Quand l'UCL pisse sur les barricades de l'ULB

L’actualité a des airs de retour de guerre scolaire

A tout le moins des tensions entre le pilier laïque d’un côté et le pilier chrétien de l’autre. Cela ne concerne pas l’école mais l’enseignement supérieur. Deux dossiers se percutent dans l’actualité. Le premier dossier c’est celui de la fusion entre l’UCL et Saint Louis à Bruxelles. Une fusion qui est prise comme une gifle par l’ULB, et aussi par l’ULG et l’Umons. Les trois recteurs signent une carte blanche ce matin dans Le Soir pour dénoncer je cite “une remise en cause majeure du paysage universitaire francophone”.

Les arguments des universités laïques

L’argument principal, c’est qu’il existe un décret, un décret signé Jean Claude Marcourt, PS, qui organise l’enseignement supérieur en Cinq pôles géographiques. Bruxelles, Liège-Luxembourg, Hainaut, Louvain, Namur. Cinq pôles où les universités et hautes écoles sont priées de collaborer entre elles pour éviter les concurrences entre établissements. La fusion UCL-Saint Louis serait donc un bras d’honneur à ce décret. Dit autrement, l’UCL est accusée de venir pisser dans le territoire des autres.

Les arguments de l’UCL

Ils disent que c’est leur droit constitutionnel, que c’est leur droit le plus strict de choisir avec qui ils veulent travailler ou fusionner. N’importe où de Louvain à Mons en passant par Bruxelles. C’est d’autant plus important pour eux que Louvain-la-Neuve n’est pas une grande ville. Dit autrement, l’UCL juge que Jean Claude Marcourt et les universités laïques veulent créer des barricades, des prés carrés pour sauvegarder l’influence laïque et limiter autant que possible l’influence catholique. Et oui on est bien en 2017.

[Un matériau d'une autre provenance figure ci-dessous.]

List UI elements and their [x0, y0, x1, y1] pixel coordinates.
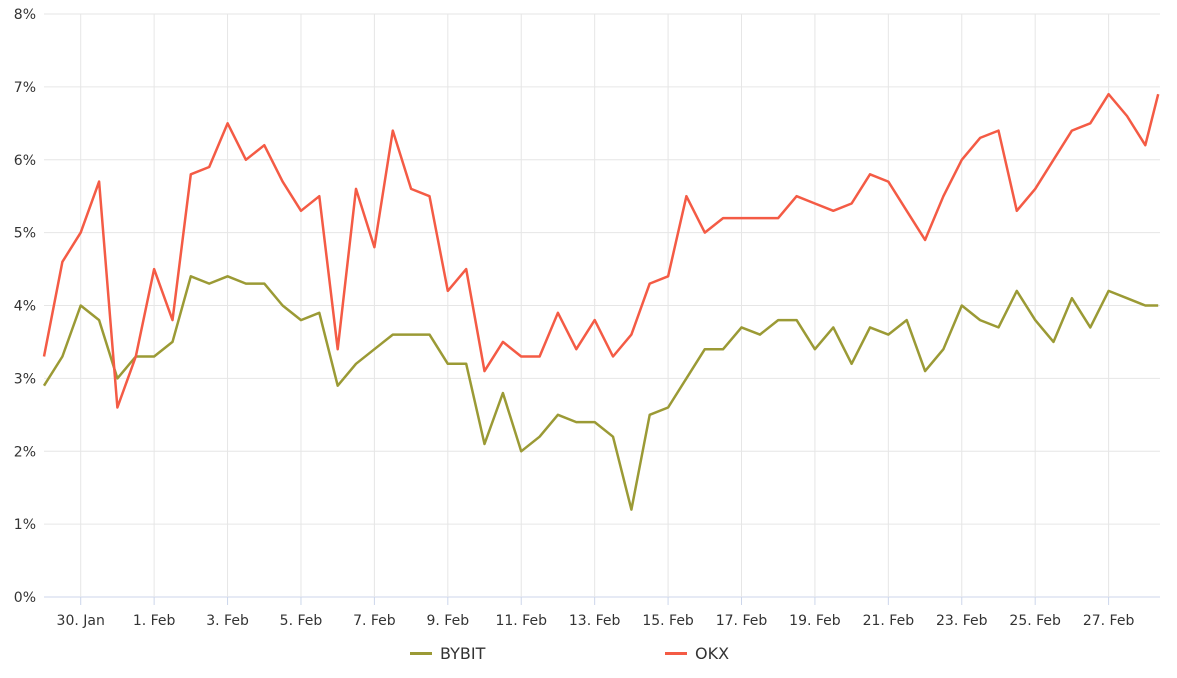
x-tick-label: 25. Feb	[1009, 613, 1061, 629]
y-tick-label: 2%	[14, 444, 36, 460]
x-axis: 30. Jan 1. Feb 3. Feb 5. Feb 7. Feb 9. Feb 11.…	[57, 597, 1135, 629]
x-tick-label: 13. Feb	[569, 613, 621, 629]
y-tick-label: 1%	[14, 517, 36, 533]
legend-item-bybit[interactable]: BYBIT	[410, 644, 485, 663]
y-tick-label: 3%	[14, 371, 36, 387]
y-tick-label: 7%	[14, 80, 36, 96]
legend-item-okx[interactable]: OKX	[665, 644, 729, 663]
legend-label-okx: OKX	[695, 644, 730, 663]
x-tick-label: 5. Feb	[280, 613, 323, 629]
x-tick-label: 17. Feb	[716, 613, 768, 629]
grid	[44, 13, 1160, 598]
x-tick-label: 23. Feb	[936, 613, 988, 629]
x-tick-label: 15. Feb	[642, 613, 694, 629]
y-tick-label: 4%	[14, 299, 36, 315]
series-lines	[42, 92, 1160, 511]
legend-swatch-okx	[665, 652, 687, 655]
x-tick-label: 7. Feb	[353, 613, 396, 629]
y-tick-label: 6%	[14, 153, 36, 169]
legend-label-bybit: BYBIT	[440, 644, 486, 663]
y-tick-label: 8%	[14, 7, 36, 23]
x-tick-label: 21. Feb	[863, 613, 915, 629]
y-tick-label: 5%	[14, 226, 36, 242]
y-axis: 0% 1% 2% 3% 4% 5% 6% 7% 8%	[14, 7, 36, 606]
x-tick-label: 11. Feb	[495, 613, 547, 629]
x-tick-label: 3. Feb	[206, 613, 249, 629]
x-tick-label: 19. Feb	[789, 613, 841, 629]
x-tick-label: 1. Feb	[133, 613, 176, 629]
x-tick-label: 30. Jan	[57, 613, 105, 629]
x-tick-label: 9. Feb	[427, 613, 470, 629]
series-line-okx	[42, 92, 1160, 409]
x-tick-label: 27. Feb	[1083, 613, 1135, 629]
y-tick-label: 0%	[14, 590, 36, 606]
legend-swatch-bybit	[410, 652, 432, 655]
series-line-bybit	[42, 275, 1159, 511]
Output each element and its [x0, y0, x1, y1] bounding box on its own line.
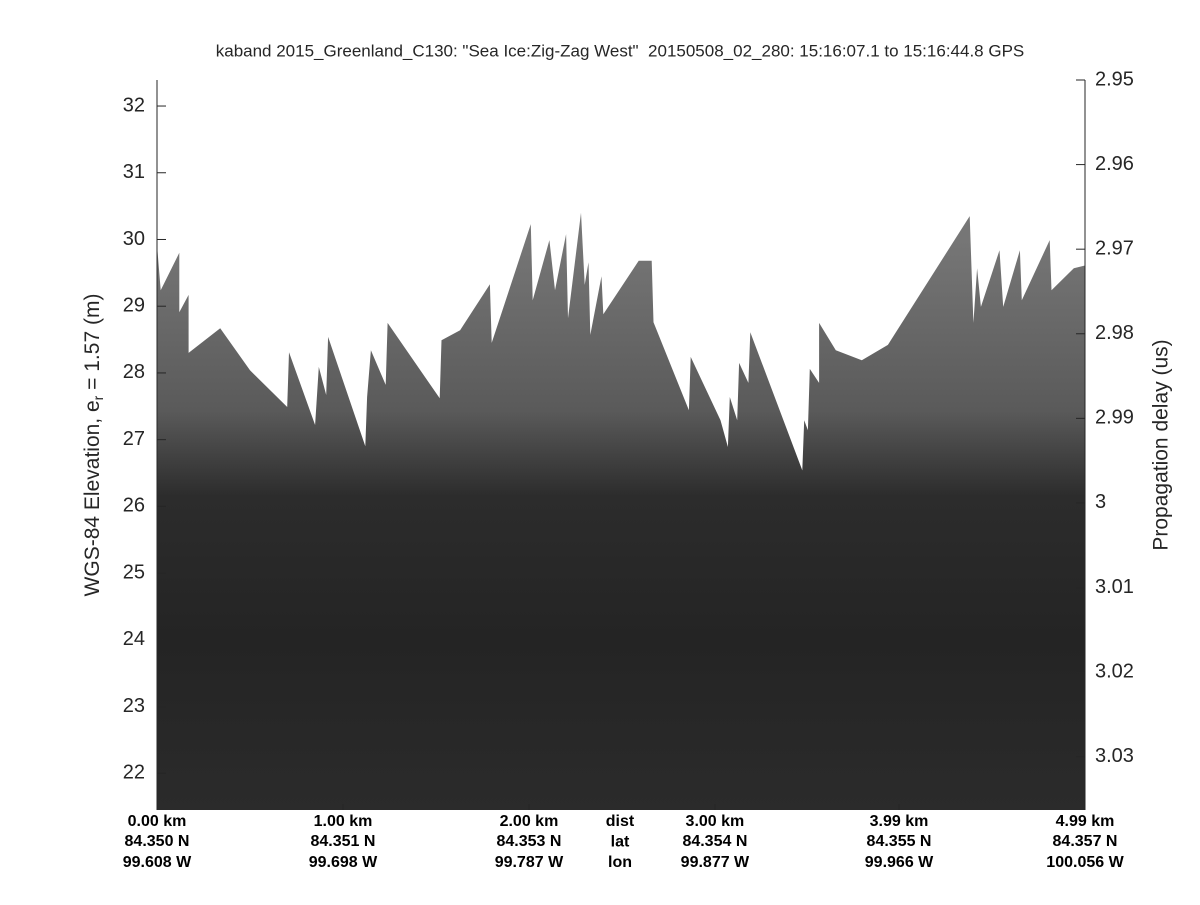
- y-tick-label: 23: [123, 695, 145, 717]
- y-tick-label: 27: [123, 428, 145, 450]
- y-tick-label: 32: [123, 94, 145, 116]
- y-tick-label: 26: [123, 495, 145, 517]
- y-label-subscript: r: [90, 395, 106, 400]
- lat-label: 84.354 N: [682, 833, 747, 850]
- y-tick-label: 29: [123, 294, 145, 316]
- lon-label: 99.698 W: [309, 854, 378, 871]
- lat-label: 84.350 N: [125, 833, 190, 850]
- y-tick-label: 30: [123, 228, 145, 250]
- y-tick-label: 22: [123, 762, 145, 784]
- y2-tick-label: 2.97: [1095, 237, 1134, 259]
- y-tick-label: 24: [123, 628, 145, 650]
- echogram-area: [157, 212, 1085, 811]
- x-tick-label: 0.00 km: [128, 813, 187, 830]
- lat-label: 84.353 N: [496, 833, 561, 850]
- y2-tick-label: 3.01: [1095, 576, 1134, 598]
- lon-label: 99.877 W: [681, 854, 750, 871]
- y2-tick-label: 3: [1095, 491, 1106, 513]
- y2-tick-label: 2.96: [1095, 153, 1134, 175]
- lat-label: 84.357 N: [1053, 833, 1118, 850]
- row-label: lon: [608, 854, 632, 871]
- x-tick-label: 3.99 km: [870, 813, 929, 830]
- y-tick-label: 31: [123, 161, 145, 183]
- x-tick-label: 1.00 km: [314, 813, 373, 830]
- lon-label: 100.056 W: [1046, 854, 1124, 871]
- y2-tick-label: 3.02: [1095, 660, 1134, 682]
- y2-tick-label: 2.95: [1095, 68, 1134, 90]
- y-tick-label: 28: [123, 361, 145, 383]
- lon-label: 99.787 W: [495, 854, 564, 871]
- y2-tick-label: 3.03: [1095, 745, 1134, 767]
- lat-label: 84.351 N: [311, 833, 376, 850]
- x-tick-label: 2.00 km: [500, 813, 559, 830]
- row-label: lat: [611, 834, 630, 851]
- y2-tick-label: 2.98: [1095, 322, 1134, 344]
- y-axis-label: WGS-84 Elevation, er = 1.57 (m): [81, 294, 106, 597]
- lat-label: 84.355 N: [867, 833, 932, 850]
- y2-tick-label: 2.99: [1095, 407, 1134, 429]
- chart-title: kaband 2015_Greenland_C130: "Sea Ice:Zig…: [216, 41, 1025, 60]
- y-label-text: = 1.57 (m): [81, 294, 104, 396]
- y-tick-label: 25: [123, 561, 145, 583]
- y-label-text: WGS-84 Elevation, e: [81, 400, 104, 596]
- y2-axis-label: Propagation delay (us): [1150, 339, 1173, 550]
- x-tick-label: 3.00 km: [686, 813, 745, 830]
- lon-label: 99.608 W: [123, 854, 192, 871]
- x-tick-label: 4.99 km: [1056, 813, 1115, 830]
- row-label: dist: [606, 813, 635, 830]
- lon-label: 99.966 W: [865, 854, 934, 871]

La quatrième année d’étude des enseignants, nouvelle pomme de discorde

Prenez les mêmes et on recommence. Vous avez sans doute entendu parler de cette quatrième année d’étude pour les enseignants. Ce sera une année d’étude organisée par les universités. Qui vont donc devoir collaborer avec les hautes écoles, co-diplômer comme on dit.

Or le pôle laïc (et le PS) souhaite une nouvelle fois que ces collaborations soient régionales, les hautes écoles de Liège avec l’ULG, celle de Bruxelles avec l’ULB. L’UCL (soutenue par le CDH) veut pouvoir co-diplômer librement avec qui elle veut, et préfère le critère philosophique au critère régional.

Toute cette tension se retrouve incarnée par les meilleurs ennemis PS et cdH qui ont donc deux œufs à peler pour les prochaines semaines. Deux dossiers, deux vieux clivages, deux partis. Cela veut dire une grosse tension à venir, mais aussi puisqu’il y a deux dossiers qu’un donnant-donnant est possible.